Around this time, the population of the capital began to explode. Mexico City had 350,000 residents in 1900 and 3 million in 1950. By the 1930s, its novel sanitation system was already insufficient. Plus, residents were still using Mexico City’s many rivers for washing clothes, as garbage pits and as sewers.
In 1938, the architect Carlos Contreras proposed enclosing three polluted rivers—the Piedad, the Consulado and the Verónica—and turning them into one giant viaduct to prevent flooding, disease and death. Political conditions did not allow this idea to move forward at the time, but the idea of putting Mexico City’s filthy waterways into enormous pipes and burying them stuck.
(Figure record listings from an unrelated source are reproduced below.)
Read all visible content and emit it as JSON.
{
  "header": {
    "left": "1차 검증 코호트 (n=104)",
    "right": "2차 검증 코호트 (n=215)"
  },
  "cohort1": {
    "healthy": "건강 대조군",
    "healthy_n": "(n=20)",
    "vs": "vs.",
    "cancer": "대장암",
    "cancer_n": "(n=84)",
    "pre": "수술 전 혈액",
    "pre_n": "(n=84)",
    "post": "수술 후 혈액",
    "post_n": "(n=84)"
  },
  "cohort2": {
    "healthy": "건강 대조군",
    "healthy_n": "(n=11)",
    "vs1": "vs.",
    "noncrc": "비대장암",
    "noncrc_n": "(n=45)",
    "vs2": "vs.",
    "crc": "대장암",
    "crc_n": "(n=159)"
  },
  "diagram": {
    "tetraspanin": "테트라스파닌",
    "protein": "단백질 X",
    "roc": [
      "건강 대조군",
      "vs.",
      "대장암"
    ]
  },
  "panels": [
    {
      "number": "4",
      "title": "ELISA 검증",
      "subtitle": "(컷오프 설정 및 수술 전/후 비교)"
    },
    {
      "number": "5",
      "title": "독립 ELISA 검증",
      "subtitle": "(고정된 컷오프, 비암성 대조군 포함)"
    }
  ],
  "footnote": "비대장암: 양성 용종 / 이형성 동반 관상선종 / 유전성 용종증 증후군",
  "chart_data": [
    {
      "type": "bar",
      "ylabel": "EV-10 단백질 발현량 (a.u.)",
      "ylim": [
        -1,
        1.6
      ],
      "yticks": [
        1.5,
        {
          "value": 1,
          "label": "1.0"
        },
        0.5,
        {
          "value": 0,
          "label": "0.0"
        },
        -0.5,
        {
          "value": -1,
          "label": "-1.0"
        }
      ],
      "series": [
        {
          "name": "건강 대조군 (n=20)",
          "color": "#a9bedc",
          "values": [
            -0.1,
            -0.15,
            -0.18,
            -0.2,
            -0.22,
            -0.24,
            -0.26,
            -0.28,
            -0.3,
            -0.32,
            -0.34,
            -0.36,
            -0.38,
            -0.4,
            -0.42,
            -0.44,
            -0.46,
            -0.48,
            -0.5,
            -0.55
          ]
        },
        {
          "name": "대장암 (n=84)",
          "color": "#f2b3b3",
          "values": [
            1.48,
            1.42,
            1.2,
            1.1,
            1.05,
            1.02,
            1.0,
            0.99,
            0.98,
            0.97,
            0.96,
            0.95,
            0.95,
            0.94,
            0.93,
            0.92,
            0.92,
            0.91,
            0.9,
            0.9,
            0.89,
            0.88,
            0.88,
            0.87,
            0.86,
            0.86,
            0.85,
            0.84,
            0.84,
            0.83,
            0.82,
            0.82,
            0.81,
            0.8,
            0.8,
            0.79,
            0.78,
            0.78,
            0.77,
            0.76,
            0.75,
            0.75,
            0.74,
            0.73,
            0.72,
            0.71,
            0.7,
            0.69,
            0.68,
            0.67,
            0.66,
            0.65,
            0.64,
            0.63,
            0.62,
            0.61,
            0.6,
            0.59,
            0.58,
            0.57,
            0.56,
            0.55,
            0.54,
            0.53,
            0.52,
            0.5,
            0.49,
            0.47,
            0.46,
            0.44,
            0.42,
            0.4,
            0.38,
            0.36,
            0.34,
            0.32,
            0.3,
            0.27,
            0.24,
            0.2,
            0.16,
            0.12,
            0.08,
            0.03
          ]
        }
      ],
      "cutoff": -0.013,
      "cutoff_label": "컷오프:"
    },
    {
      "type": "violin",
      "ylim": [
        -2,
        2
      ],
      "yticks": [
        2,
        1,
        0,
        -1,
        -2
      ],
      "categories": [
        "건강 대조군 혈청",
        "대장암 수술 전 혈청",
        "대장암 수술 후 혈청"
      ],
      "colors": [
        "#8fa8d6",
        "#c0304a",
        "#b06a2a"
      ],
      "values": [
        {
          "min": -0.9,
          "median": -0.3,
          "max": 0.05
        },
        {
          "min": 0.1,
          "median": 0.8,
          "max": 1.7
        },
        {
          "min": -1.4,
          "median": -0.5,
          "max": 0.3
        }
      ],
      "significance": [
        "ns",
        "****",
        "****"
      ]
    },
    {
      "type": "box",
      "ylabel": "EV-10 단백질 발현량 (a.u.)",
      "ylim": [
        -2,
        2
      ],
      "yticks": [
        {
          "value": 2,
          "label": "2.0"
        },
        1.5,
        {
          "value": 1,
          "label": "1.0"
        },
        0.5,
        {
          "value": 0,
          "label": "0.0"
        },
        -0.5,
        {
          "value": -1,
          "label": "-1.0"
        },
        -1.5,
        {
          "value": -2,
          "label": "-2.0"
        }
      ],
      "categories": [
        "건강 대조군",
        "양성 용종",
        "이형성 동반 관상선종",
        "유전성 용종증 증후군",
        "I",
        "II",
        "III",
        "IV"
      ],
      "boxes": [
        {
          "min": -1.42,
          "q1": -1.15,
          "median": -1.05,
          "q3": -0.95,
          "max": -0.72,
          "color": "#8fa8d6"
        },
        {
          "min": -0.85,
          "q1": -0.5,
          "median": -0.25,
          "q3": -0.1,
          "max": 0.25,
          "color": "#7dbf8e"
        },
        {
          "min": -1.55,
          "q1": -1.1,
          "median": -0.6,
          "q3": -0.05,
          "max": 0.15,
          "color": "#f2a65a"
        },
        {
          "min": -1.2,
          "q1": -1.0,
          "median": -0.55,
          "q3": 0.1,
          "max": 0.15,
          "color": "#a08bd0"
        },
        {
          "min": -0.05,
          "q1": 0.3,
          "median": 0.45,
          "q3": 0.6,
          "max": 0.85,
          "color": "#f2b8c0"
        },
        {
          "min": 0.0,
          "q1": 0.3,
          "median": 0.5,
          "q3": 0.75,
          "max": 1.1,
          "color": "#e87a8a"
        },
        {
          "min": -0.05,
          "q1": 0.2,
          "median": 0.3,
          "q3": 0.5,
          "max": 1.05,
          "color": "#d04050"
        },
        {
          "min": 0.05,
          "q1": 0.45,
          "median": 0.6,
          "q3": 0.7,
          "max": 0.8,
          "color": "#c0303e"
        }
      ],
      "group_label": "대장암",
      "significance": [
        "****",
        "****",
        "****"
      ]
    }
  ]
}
Over the following decades, rivers began to be put underground. Between 1947 and 1952 most of Mexico City’s 45 rivers were channeled into giant tubes, buried, and paved over. Today, these rivers are visible only in the names of the streets that run over them: Rio Mixcoac Avenue, Rio Churubusco Avenue, and others.
Smog bowl
This system gave mid-century Mexico City enough sewer capacity, roads, and buildings to serve its population. The foul smell and unsanitary conditions also diminished, because people couldn’t dump garbage into covered waterways.
But without its rivers, Mexico City dried up and grew dusty. And because of its geography—located on a plateau, surrounded by mountains – the dust was unable to escape. Mexico City is in a bowl that traps whatever floats in the air.
Starting in the 1980s, the number of cars grew into the millions, trapping pollution, too. Today, Mexico City is notorious for its smog and for the terrible health consequences pollution brings, including asthma and heart disease.
The coronavirus outbreak wasn’t caused by polluted air. But the city’s bad air quality—together with overcrowding and other poverty-related factors—creates the conditions for COVID-19 to severely sicken and kill more people.
In trying to eliminate waterborne illness, the Mexican capital ended up helping an airborne virus find more hosts. It’s an irony of history the Aztecs would surely mourn.